The character of Cookie has been well received, and Henson was immediately praised for her portrayal. The character has drawn several comparisons to Alexis Carrington, the femme fatale famously played by Joan Collins on Aaron Spelling's 1980s prime time soap opera, Dynasty. Sandy Cohen described Cookie as the "heart" of the series. Tim Stack of Entertainment Weekly said that "In Henson's hands, Cookie becomes a hot-blooded mother lion in Louboutins, sure to be the show's most quoted character."

BuzzFeed said Henson "delivers one of her finest performances to date" as Cookie. While Henson usually shared the screen with big-name actors, Kelley L. Carter said Empire is "most certainly Henson's moment." Carter praised Henson's portrayal of Cookie as well as the actor's previous characters and said that "Her characters consistently feel like real people the audience actually knows, thanks to the measured way in which she portrays black women who've endured hardships." With Henson, Cookie doesn't become a "caricature" but instead is a "complicated woman who is far from one-dimensional," thanks to the "emotional sensitivity" that Henson brings to the character. "If Samuel L. Jackson had a baby with Bette Davis, it would be Taraji", says Jussie Smollett, who plays Henson's son Jamal in the series. He continued, "She's the perfect leading lady." Crime novelist Attica Locke joined the writing team after the Pilot and admitted that it was because of Cookie. "I felt like her character was unprecedented in that I'd never seen a woman or a mother like this on TV, so full of trouble and saying all the wrong things and yet you understand where she's coming from." TV Guide's Michael Logan said Henson played Cookie with "fire and fabulosity." Jamey Giddens from Daytime Confidential raved about Henson's portrayal of the "insurmountable" Cookie and said "just go ahead and hand the next six seasons worth of Outstanding Lead Actress in a Drama series Emmys to Henson." Giddens also appreciated the character's grit and joked, "Cookie is no Claire Huxtable." Dave Wiengand of The Seattle Times said Henson as Cookie is "biggest magnet in the cast. With her claw-like fake nails and exaggerated wigs, Cookie's a force to be reckoned with, both by the other characters and the actors who play them." Alyssa Rosenburg of The Washington Post said that Cookie is TV's "best new female character" of 2015. Jozen Cummings of The New York Post noted Cookie Lyon's similarities to real-life Sugar Hill Records co-founder Sylvia Robinson.

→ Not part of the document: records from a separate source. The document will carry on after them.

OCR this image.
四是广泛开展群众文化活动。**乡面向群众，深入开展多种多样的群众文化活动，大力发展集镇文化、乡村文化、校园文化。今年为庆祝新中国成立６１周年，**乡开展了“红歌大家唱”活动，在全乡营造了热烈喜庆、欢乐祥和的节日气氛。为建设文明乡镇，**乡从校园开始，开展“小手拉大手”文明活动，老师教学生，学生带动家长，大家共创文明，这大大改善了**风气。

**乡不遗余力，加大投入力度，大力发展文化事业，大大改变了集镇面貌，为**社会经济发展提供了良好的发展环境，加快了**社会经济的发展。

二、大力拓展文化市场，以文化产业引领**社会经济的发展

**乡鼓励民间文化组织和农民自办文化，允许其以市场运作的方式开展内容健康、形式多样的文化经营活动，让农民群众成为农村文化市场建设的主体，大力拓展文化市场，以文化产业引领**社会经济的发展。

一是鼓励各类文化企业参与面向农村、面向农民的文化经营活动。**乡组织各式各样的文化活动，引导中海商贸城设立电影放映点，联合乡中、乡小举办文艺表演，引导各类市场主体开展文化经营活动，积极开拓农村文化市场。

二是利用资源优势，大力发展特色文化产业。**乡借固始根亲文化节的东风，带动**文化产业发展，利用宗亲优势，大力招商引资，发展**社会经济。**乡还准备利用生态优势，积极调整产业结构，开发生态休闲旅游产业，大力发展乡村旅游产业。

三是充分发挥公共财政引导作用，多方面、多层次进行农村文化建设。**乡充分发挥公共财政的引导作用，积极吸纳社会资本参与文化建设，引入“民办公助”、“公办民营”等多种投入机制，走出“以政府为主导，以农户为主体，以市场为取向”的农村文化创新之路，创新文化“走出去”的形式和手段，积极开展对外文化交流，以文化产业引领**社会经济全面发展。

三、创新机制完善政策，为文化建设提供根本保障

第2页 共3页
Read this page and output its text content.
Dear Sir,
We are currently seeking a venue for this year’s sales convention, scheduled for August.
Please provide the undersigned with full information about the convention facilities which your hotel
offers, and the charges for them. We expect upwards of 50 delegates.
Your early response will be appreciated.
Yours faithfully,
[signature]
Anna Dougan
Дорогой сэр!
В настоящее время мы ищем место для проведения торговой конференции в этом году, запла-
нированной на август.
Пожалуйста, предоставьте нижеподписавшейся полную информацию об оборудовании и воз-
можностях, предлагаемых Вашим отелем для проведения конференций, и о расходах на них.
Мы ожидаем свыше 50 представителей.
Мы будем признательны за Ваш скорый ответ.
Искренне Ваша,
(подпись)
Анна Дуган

In May 2015, Henson won the Critics' Choice Award for Best Actress in a Drama Series for her portrayal of Cookie. She was also nominated for a Primetime Emmy Award for Lead Actress in a Drama Series, but lost to Viola Davis for her role in the ABC legal drama series How To Get Away With Murder. In 2016, Henson won the Golden Globe Award for Best Actress in a drama series. Later that year, Henson was nominated again for another Primetime Emmy Award for Lead Actress in a Drama Series, but lost to Tatiana Maslany for her role in the BBC America sci-fi drama series Orphan Black.